Assuming we have two functions that calculate the square of their index and adds the result to a slice, how do we know which is faster ?
func CalculateSquares(n int) []int {
squares := make([]int, n)
for i := 1; i <= n; i++ {
squares[i-1] = i * i
}
return squares
}
func CalculateSquaresMath(n int) []int {
squares := make([]int, n)
for i := 1; i <= n; i++ {
squares[i-1] = int(math.Pow(float64(i), 2))
}
return squares
}
We can use benchmarking to know which of the two is faster.
func BenchmarkCalculateSquaresMain(b *testing.B) {
for i := 0; i < b.N; i++ {
CalculateSquares(10)
}
}
goos: darwin
goarch: arm64
pkg: demo1
BenchmarkCalculateSquaresMain-10 55957647 21.29 ns/op 80 B/op 1 allocs/op
PASS
ok demo1 2.183s
func BenchmarkCalculateSquaresMath(b *testing.B) {
for i := 0; i < b.N; i++ {
CalculateSquaresMath(10)
}
}
goos: darwin
goarch: arm64
pkg: demo1
BenchmarkCalculateSquaresMath-10 11432787 105.4 ns/op 80 B/op 1 allocs/op
PASS
ok demo1 2.691s
From the benchmarking results we can see that CalculateSquaresMath
is slower than CalculateSquaresMain
but we don’t know why.

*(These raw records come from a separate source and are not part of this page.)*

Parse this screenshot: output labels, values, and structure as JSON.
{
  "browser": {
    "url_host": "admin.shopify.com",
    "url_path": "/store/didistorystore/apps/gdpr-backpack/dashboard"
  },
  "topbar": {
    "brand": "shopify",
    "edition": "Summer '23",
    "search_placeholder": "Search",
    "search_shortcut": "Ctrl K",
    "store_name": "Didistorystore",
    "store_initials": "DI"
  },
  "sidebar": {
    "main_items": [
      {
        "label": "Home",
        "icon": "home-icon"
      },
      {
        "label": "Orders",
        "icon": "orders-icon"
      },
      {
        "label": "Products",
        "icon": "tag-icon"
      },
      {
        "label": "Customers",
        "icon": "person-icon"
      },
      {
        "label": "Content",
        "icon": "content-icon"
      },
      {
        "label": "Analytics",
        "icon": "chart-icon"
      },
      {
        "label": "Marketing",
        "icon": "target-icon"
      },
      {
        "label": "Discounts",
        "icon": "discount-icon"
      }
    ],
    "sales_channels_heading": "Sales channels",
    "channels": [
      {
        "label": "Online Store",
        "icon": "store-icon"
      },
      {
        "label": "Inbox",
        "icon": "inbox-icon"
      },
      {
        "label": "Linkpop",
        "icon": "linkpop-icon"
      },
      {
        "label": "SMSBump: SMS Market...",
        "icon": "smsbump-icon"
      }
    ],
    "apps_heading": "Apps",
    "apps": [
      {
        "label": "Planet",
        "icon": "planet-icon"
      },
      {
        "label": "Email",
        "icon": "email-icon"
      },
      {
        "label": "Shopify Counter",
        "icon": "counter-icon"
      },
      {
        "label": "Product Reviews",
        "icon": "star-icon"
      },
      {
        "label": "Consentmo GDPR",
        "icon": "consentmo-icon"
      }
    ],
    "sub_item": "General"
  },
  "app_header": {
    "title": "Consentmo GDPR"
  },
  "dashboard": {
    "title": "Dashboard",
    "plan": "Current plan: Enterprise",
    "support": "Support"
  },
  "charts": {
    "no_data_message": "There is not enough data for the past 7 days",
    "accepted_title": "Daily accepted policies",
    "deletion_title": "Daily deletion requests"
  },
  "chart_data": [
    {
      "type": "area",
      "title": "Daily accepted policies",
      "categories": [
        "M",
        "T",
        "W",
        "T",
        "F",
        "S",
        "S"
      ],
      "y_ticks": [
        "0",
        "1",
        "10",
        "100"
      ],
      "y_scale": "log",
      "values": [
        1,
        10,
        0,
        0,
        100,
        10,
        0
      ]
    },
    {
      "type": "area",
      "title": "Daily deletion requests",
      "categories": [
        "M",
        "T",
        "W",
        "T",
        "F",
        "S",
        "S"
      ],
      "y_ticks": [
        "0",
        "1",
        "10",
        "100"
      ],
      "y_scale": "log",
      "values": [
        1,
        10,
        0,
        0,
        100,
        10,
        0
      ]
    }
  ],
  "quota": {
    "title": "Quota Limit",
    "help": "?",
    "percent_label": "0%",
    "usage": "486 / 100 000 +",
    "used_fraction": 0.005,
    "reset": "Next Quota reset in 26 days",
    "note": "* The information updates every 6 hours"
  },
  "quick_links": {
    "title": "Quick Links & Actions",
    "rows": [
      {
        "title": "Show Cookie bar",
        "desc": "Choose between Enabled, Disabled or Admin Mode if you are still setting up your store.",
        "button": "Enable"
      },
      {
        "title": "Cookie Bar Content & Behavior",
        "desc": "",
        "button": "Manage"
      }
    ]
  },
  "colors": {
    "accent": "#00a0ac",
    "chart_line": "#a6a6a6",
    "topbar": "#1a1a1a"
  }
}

We’ll have to use pprof to get better insight.
First we need to create cpu and memory profiles using the command below
go test -run='^$' -bench='BenchmarkCalculateSquaresMath' -cpuprofile='cpu.prof' -memprofile='mem.prof'
The use pprof
’s top method to get a high level view of where the function is spending most of its time.
go tool pprof cpu.prof
(pprof) top
Showing nodes accounting for 1110ms, 81.02% of 1370ms total
Showing top 10 nodes out of 100
flat flat% sum% cum cum%
270ms 19.71% 19.71% 270ms 19.71% math.archModf
170ms 12.41% 32.12% 740ms 54.01% math.pow
170ms 12.41% 44.53% 170ms 12.41% runtime.kevent
160ms 11.68% 56.20% 180ms 13.14% math.Frexp (inline)
100ms 7.30% 63.50% 100ms 7.30% runtime.pthread_cond_wait
80ms 5.84% 69.34% 80ms 5.84% math.IsNaN (inline)
50ms 3.65% 72.99% 130ms 9.49% runtime.mallocgc
40ms 2.92% 75.91% 40ms 2.92% runtime.pthread_cond_timedwait_relative_np
40ms 2.92% 78.83% 40ms 2.92% runtime.usleep
30ms 2.19% 81.02% 900ms 65.69% demo1.CalculateSquaresMath
From the results we see that most of the time is spent in the math.pow
function. Armed with this knowledge we can go ahead and optimise this part.